I also found the motivation for the entire plot somewhat unsatisfactory. Sorcha’s brothers are cursed by their evil stepmother, who happens to be one of the Fair Folk. No explanation is given for her doing so, besides that she is evil. I at least would have appreciated some non-answer about how evil fairies must exist to balance the good in the world. However, readers are not given even that. I left the book with the sense that Lady Oonagh is evil just because she is, which raises some questions about whether she has free will (at least in my mind). And she curses Sorcha’s family just because she can? How pointless.
These complaints aside, however, I did enjoy reading Daughter of the Forest. The integration of Celtic religion and history is interesting in its own right, but Marillier’s decision to weave in the story of “The Six Swans” somehow manages to highlight the culture. This story is actually both entertaining and educational.
The romance, which I think will be the main draw for many readers, is also very compelling. The beginning of it could use a little more grounding, although, ironically, this is not entirely clear until the end of the book, where the love interest describes his own feelings basically as instalove. Yet from that first moment, his relationship with Sorcha quietly grows and blooms, and readers will love how strong he is, how gentle when necessary, and how competent at his work. Also, who doesn’t enjoy a long speech by the love interest detailing all his romantic feelings?
Daughter of the Forest is an enjoyable fantasy, if not my favorite.
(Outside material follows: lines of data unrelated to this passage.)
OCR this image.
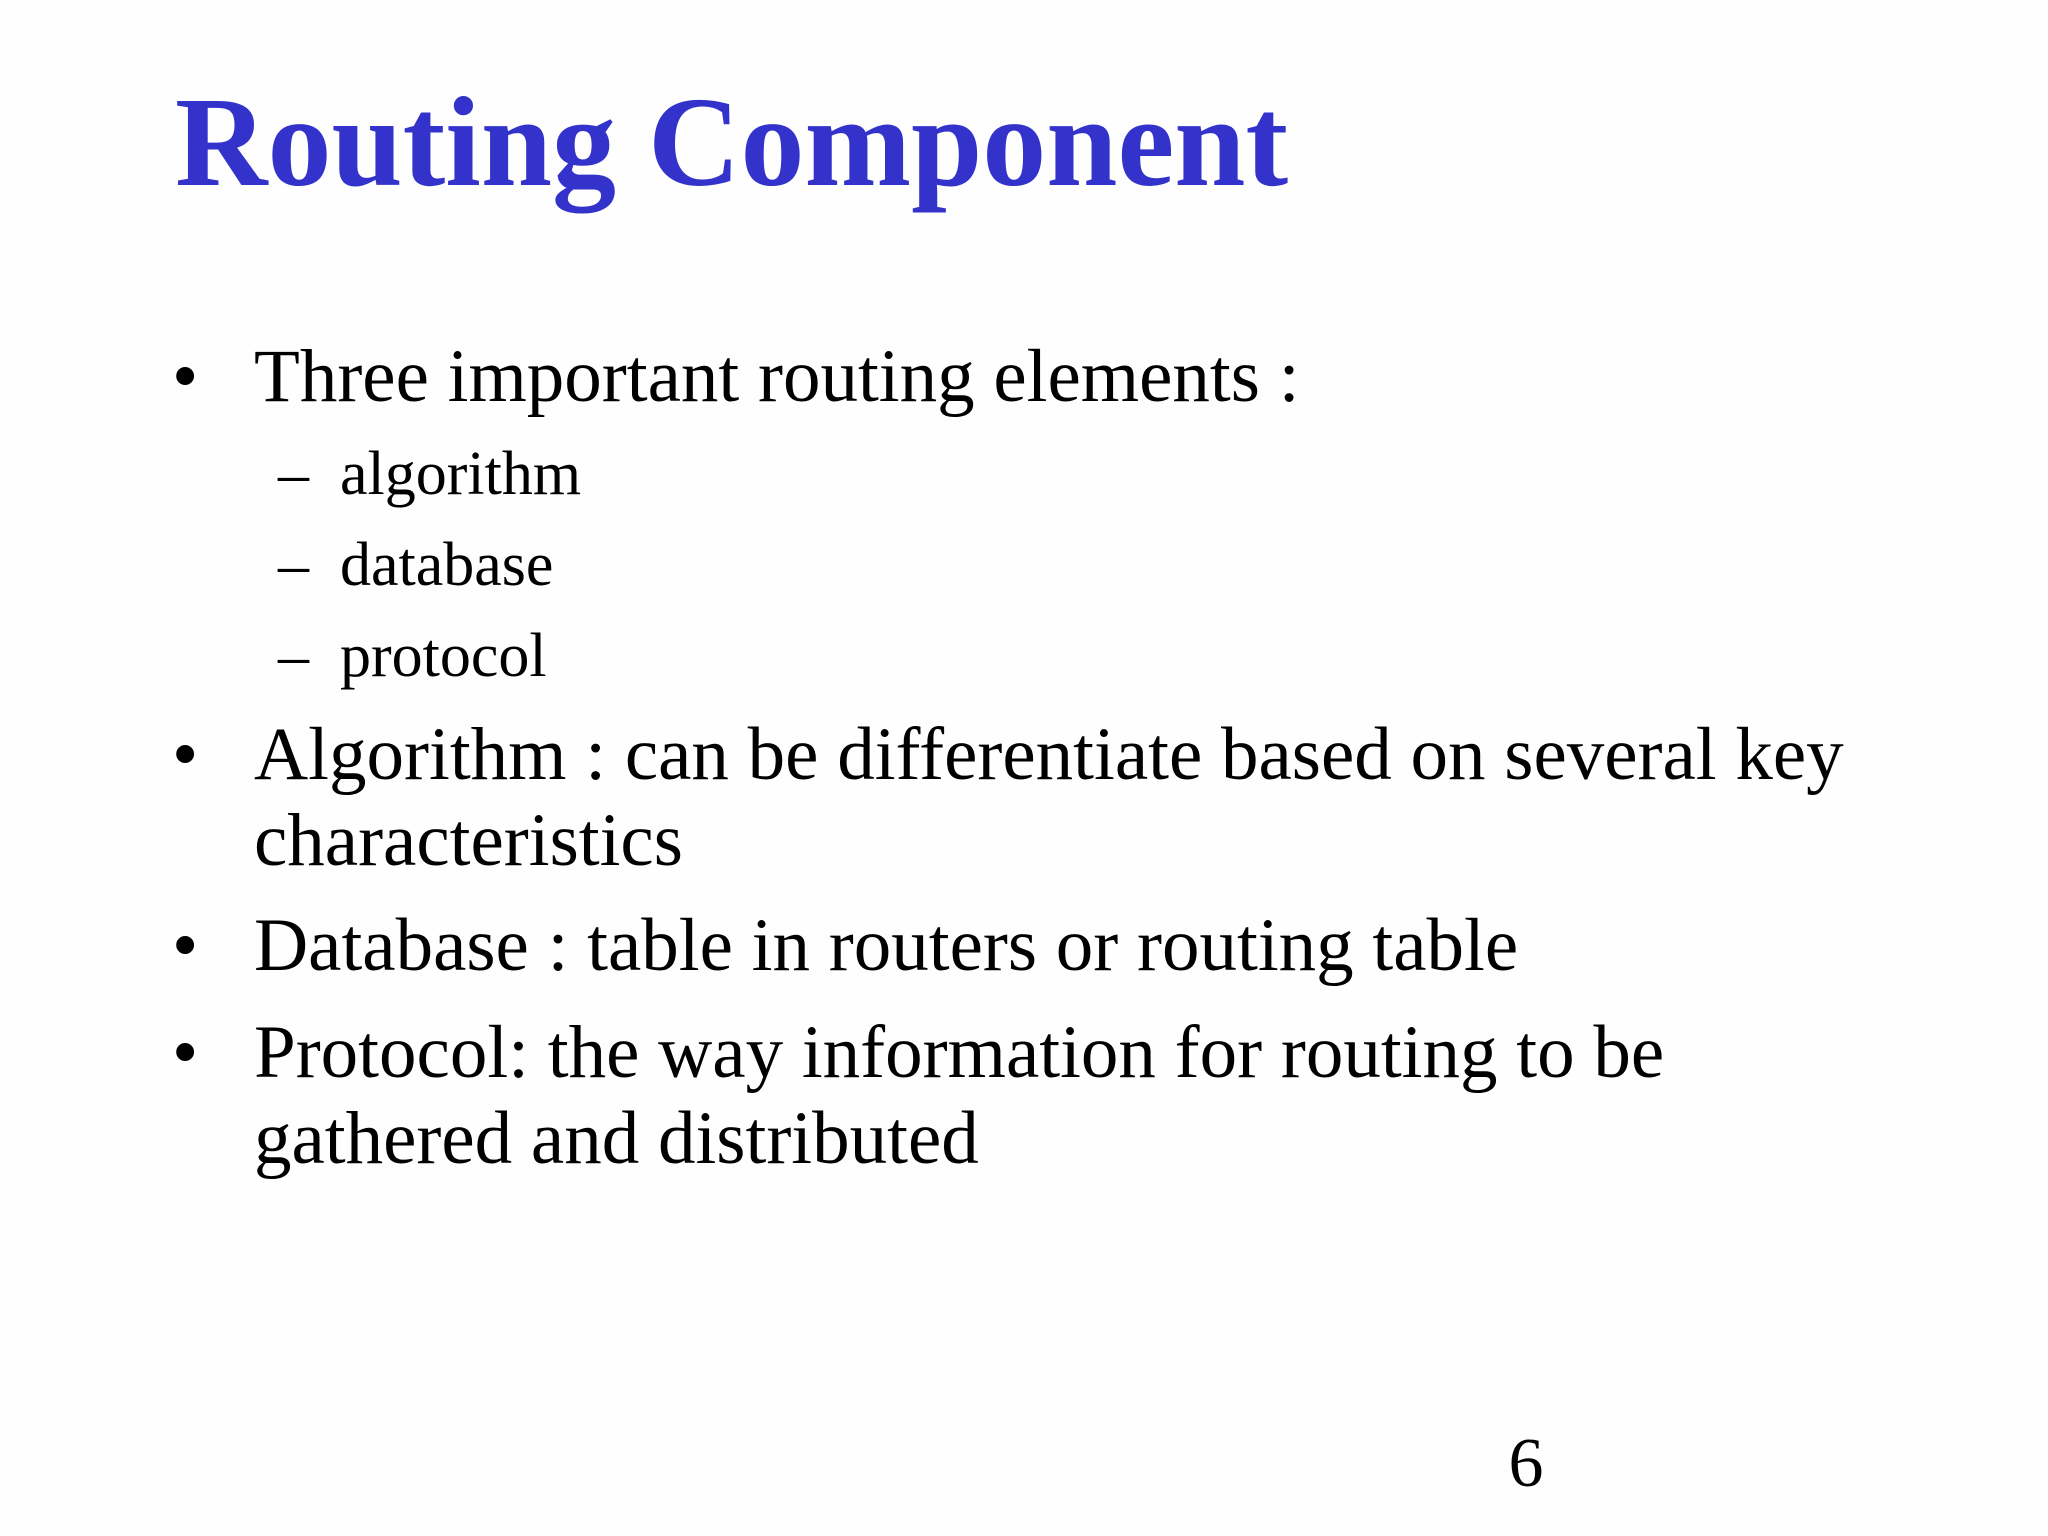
Routing Component
• Three important routing elements :
– algorithm
– database
– protocol
• Algorithm : can be differentiate based on several key characteristics
• Database : table in routers or routing table
• Protocol: the way information for routing to be gathered and distributed
6
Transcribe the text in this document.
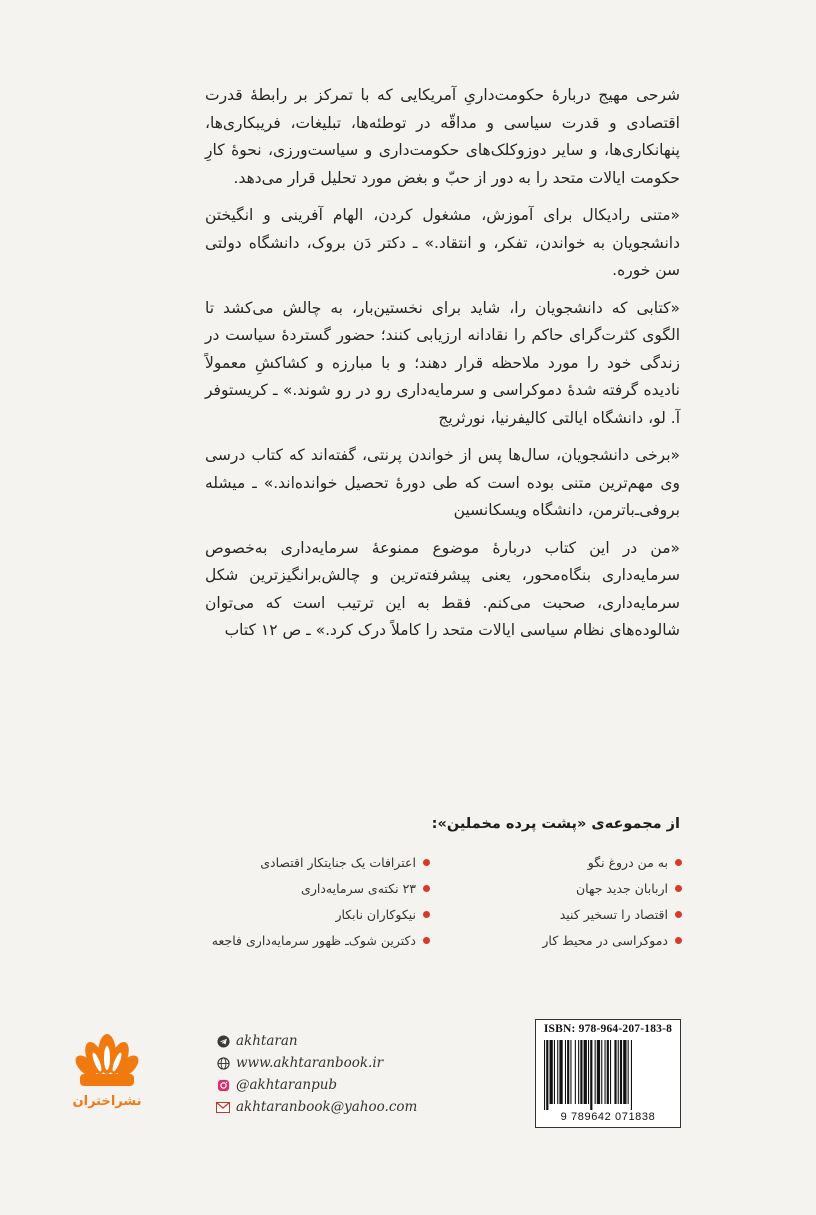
شرحی مهیج دربارهٔ حکومت‌داریِ آمریکایی که با تمرکز بر رابطهٔ قدرت اقتصادی و قدرت سیاسی و مداقّه در توطئه‌ها، تبلیغات، فریبکاری‌ها، پنهانکاری‌ها، و سایر دوزوکلک‌های حکومت‌داری و سیاست‌ورزی، نحوهٔ کارِ حکومت ایالات متحد را به دور از حبّ و بغض مورد تحلیل قرار می‌دهد.

«متنی رادیکال برای آموزش، مشغول کردن، الهام آفرینی و انگیختن دانشجویان به خواندن، تفکر، و انتقاد.» ـ دکتر دَن بروک، دانشگاه دولتی سن خوره.

«کتابی که دانشجویان را، شاید برای نخستین‌بار، به چالش می‌کشد تا الگوی کثرت‌گرای حاکم را نقادانه ارزیابی کنند؛ حضور گستردهٔ سیاست در زندگی خود را مورد ملاحظه قرار دهند؛ و با مبارزه و کشاکشِ معمولاً نادیده گرفته شدهٔ دموکراسی و سرمایه‌داری رو در رو شوند.» ـ کریستوفر آ. لو، دانشگاه ایالتی کالیفرنیا، نورثریج

«برخی دانشجویان، سال‌ها پس از خواندن پرنتی، گفته‌اند که کتاب درسی وی مهم‌ترین متنی بوده است که طی دورهٔ تحصیل خوانده‌اند.» ـ میشله بروفی‌ـ‌باترمن، دانشگاه ویسکانسین

«من در این کتاب دربارهٔ موضوع ممنوعهٔ سرمایه‌داری به‌خصوص سرمایه‌داری بنگاه‌محور، یعنی پیشرفته‌ترین و چالش‌برانگیزترین شکل سرمایه‌داری، صحبت می‌کنم. فقط به این ترتیب است که می‌توان شالوده‌های نظام سیاسی ایالات متحد را کاملاً درک کرد.» ـ ص ۱۲ کتاب

از مجموعه‌ی «پشت پرده مخملین»:
به من دروغ نگو
اربابان جدید جهان
اقتصاد را تسخیر کنید
دموکراسی در محیط کار
اعترافات یک جنایتکار اقتصادی
۲۳ نکته‌ی سرمایه‌داری
نیکوکاران نابکار
دکترین شوک‌ـ ظهور سرمایه‌داری فاجعه
akhtaran
www.akhtaranbook.ir
@akhtaranpub
akhtaranbook@yahoo.com
ISBN: 978-964-207-183-8
9 789642 071838
نشراختران
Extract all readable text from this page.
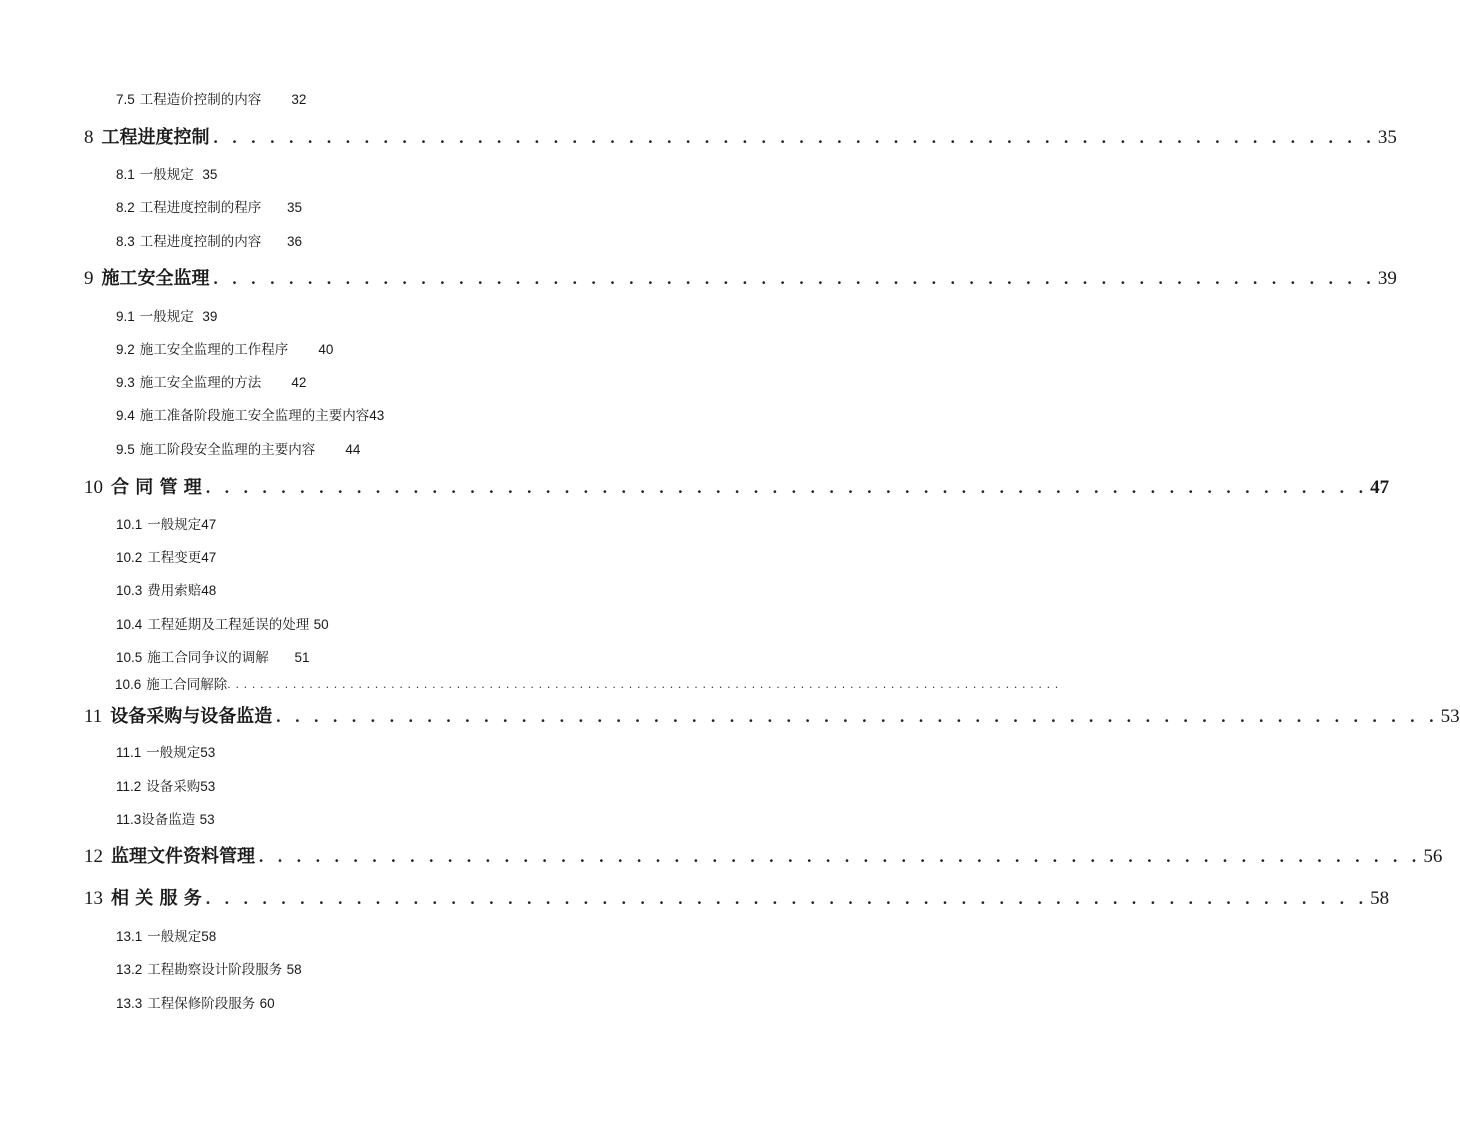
7.5 工程造价控制的内容 32
8 工程进度控制 . . . . . . . . . . . . . . . . . . . . . . . . . . . . . . . . . . . . . . . . . . . . . . . . . . . . . . . . . . . . . . 35
8.1 一般规定 35
8.2 工程进度控制的程序 35
8.3 工程进度控制的内容 36
9 施工安全监理 . . . . . . . . . . . . . . . . . . . . . . . . . . . . . . . . . . . . . . . . . . . . . . . . . . . . . . . . . . . . . . 39
9.1 一般规定 39
9.2 施工安全监理的工作程序 40
9.3 施工安全监理的方法 42
9.4 施工准备阶段施工安全监理的主要内容43
9.5 施工阶段安全监理的主要内容 44
10 合 同 管 理 . . . . . . . . . . . . . . . . . . . . . . . . . . . . . . . . . . . . . . . . . . . . . . . . . . . . . . . . . . . . . . 47
10.1 一般规定47
10.2 工程变更47
10.3 费用索赔48
10.4 工程延期及工程延误的处理 50
10.5 施工合同争议的调解 51
10.6 施工合同解除. . . . . . . . . . . . . . . . . . . . . . . . . . . . . . . . . . . . . . . . . . . . . . . . . . . . . . . . . . . . . . . . . . . . . . . . . . . . . . . . . . . . . . . . . . . . . . . . . . . . . .
11 设备采购与设备监造 . . . . . . . . . . . . . . . . . . . . . . . . . . . . . . . . . . . . . . . . . . . . . . . . . . . . . . . . . . . . . . 53
11.1 一般规定53
11.2 设备采购53
11.3设备监造 53
12 监理文件资料管理 . . . . . . . . . . . . . . . . . . . . . . . . . . . . . . . . . . . . . . . . . . . . . . . . . . . . . . . . . . . . . . 56
13 相 关 服 务 . . . . . . . . . . . . . . . . . . . . . . . . . . . . . . . . . . . . . . . . . . . . . . . . . . . . . . . . . . . . . . 58
13.1 一般规定58
13.2 工程勘察设计阶段服务 58
13.3 工程保修阶段服务 60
It has a unique voice and focuses on relationships more than magic and swords. Perfect for lovers of Celtic mythology and druidism and for fans of fairy tale retellings.
Content Note: There is a rape scene in this book. It does affect Sorcha psychologically, but I hesitate to say it added enough to the plot to be warranted. Basically the same story could have occurred without the rape (though the love interest does give Sorcha’s fear of men as a reason he was not more straightforward about his romantic intentions, which leads to some specific plot events).